Comparison with Sodium Ion batteries

Even though Sodium Ion batteries were studied around the same time as lithium ion batteries, they were also abandoned at one point, particularly after the commercialization of lithium ion batteries by Sony in the early 1990s. However, the growth of technology and the exigency for large-scale applications such as ESSs have opened the door for Sodium Ion batteries to be utilized again. Lithium is not uniformly scattered on the Earth’s crust, and given the demand that it is continually increasing, its reserves (specifically in lithium-constrained areas) will be exhausted. This will lead to an escalating price for lithium, and thereby the use of lithium ion batteries for electrical applications will not be cost-effective. With the recognition that Sodium Ion batteries have recently received, the hurdles for making them as applicable as lithium ion batteries cannot be taken lightly.
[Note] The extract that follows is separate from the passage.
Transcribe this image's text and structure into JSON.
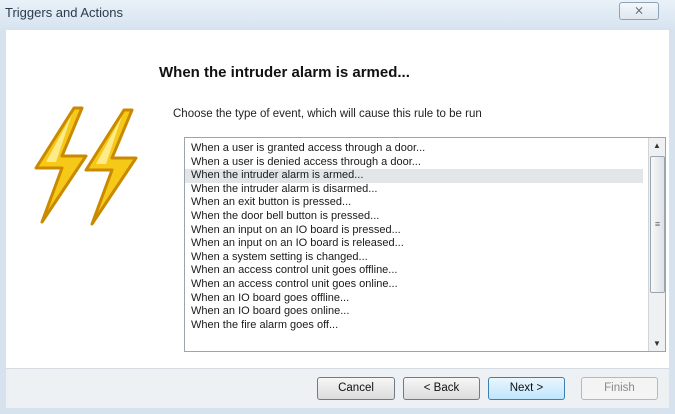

Electrodes with open frameworks are more desirable in sodium systems, as the larger-sized Na+ (in comparison to Li+) can be introduced into the framework. However, given how the immense structural changes that occur when introducing Na+ cannot be avoided, disruption of structure’s durability while trying to maintain its original state is bound to happen. Moreover, sodiated transition metal materials are particularly hygroscopic, even upon brief exposure to air. Thus, the preparation of sodiated cathode materials and batteries requires meticulous handling and moisture-free conditions. The hydration of materials will deteriorate the electrochemical performance of the electrode due to the formation of intrinsically insulating NaOH. One recent study on cathode materials for Sodium Ion batteries has focused on this hygroscopic problem. Specifically, the Sumitomo Chemical CoLtd research group has successfully synthesized O3-type Ca-doped NaFe0.4Ni0.3Mn0.3O2, and they managed to suppress its tendency to absorb moisture through Ca doping. Although it is reasonable to suspect that the kinetics of Na+ ion diffusion might be a problem due to the larger ionic size relative to that of Li+, Ceder et al. reported that Na+ extraction/re-insertion from/into Na-containing materials is experimentally and computationally faster compared to Li systems due to the low Lewis acidity of Na+. By contrast, the insertion of Na+ into non Na-containing compounds with a smaller bottleneck size may be slower compared to the insertion of Li+.

Conclusion

From the current trends in the industry, it’s eminent that lithium ion batteries will be taking over the energy storage market. However, Sodium ion batteries might also be one of the upcoming energy storage technologies, but the research in that area is still scarce and the possibility of sodium ion batteries competing with lithium ion batteries is still low. Hence, Lithium ion batteries can be considered as a good energy storage technology which can be used in electrical appliances. There have been a number of research studies going on Lithium-ion batteries, focused mainly on recycling technologies, the supply chain of raw materials, waste management, environmental impact assessment and the economic evaluation of spent Lithium-ion batteries.

References

1. Lithium-ion batteries: Basics and applications, by Korthauer, Reiner, in 2018.
2. Lithium-ion batteries: Fundamentals and applications, by Izdebska Joanna and Sabu Thomas, in 2016.
3. Lithium-ion cell materials in practice, by Gulbinska, Malgorzata K. in 2014.
4. Lithium Ion Batteries: State and Technology, Yoshio Masaki, Brodd Ralph J and Kozawa Akiya in 2009.